Direcionada para o lucro, ou não, a renda de videntes como Mestre Yanko e Irmã Lasmin, fica numa média de 4.500 reais mensais, supondo uma quantidade média de seis clientes por dia, de segunda a sexta, e o adicional de três ou quatro trabalhos por semana a um preço que pode variar de 100 a 500 reais, a depender do serviço desejado.

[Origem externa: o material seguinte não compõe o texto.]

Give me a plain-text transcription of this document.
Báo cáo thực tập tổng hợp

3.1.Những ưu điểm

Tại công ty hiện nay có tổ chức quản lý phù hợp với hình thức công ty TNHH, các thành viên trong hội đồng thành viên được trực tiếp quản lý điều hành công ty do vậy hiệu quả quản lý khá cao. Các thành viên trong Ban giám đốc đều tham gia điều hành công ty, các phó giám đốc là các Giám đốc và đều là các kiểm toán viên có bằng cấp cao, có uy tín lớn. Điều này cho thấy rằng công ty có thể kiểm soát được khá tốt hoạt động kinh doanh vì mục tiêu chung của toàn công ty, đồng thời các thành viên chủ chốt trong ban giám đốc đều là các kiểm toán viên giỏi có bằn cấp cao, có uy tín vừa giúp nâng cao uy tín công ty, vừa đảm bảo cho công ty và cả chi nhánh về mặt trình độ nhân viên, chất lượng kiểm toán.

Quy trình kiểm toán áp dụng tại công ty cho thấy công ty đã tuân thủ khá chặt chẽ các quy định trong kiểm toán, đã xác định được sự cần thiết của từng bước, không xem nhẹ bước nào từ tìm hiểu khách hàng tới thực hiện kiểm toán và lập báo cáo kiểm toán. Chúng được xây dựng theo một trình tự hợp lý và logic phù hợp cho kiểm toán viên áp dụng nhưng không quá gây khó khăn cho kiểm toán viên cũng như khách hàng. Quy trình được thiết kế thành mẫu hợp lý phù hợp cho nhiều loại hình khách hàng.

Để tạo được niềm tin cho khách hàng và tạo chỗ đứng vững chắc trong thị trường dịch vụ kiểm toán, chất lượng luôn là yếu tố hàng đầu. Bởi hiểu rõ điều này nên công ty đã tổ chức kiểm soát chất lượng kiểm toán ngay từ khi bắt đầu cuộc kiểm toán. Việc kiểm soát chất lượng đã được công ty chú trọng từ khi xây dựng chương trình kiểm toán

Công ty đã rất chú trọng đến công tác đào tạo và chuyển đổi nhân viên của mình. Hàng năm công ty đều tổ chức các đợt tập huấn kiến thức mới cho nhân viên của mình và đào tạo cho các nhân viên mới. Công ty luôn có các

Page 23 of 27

Apesar de extremamente divulgada, este tipo de atividade não chega a ser legalizada. É verdade que existe um artigo na constituição que garante a liberdade de cultos, e até divulgação dos mesmos, no entanto, não são poucos os caso de processos contra esse tipo de profissional. As acusações mais comuns são de charlatanismo, extorsão e até estelionato. Procurados pela reportagem, todos os videntes se recusaram a dar entrevista e todas as informações aqui contidas foram obtidas pelas repórteres na condição de clientes. Contudo, uma coisa é certa: com algum dinheiro, encontrar guias espirituais é fácil, nesta cidade em que todo mundo, e ninguém, é santo.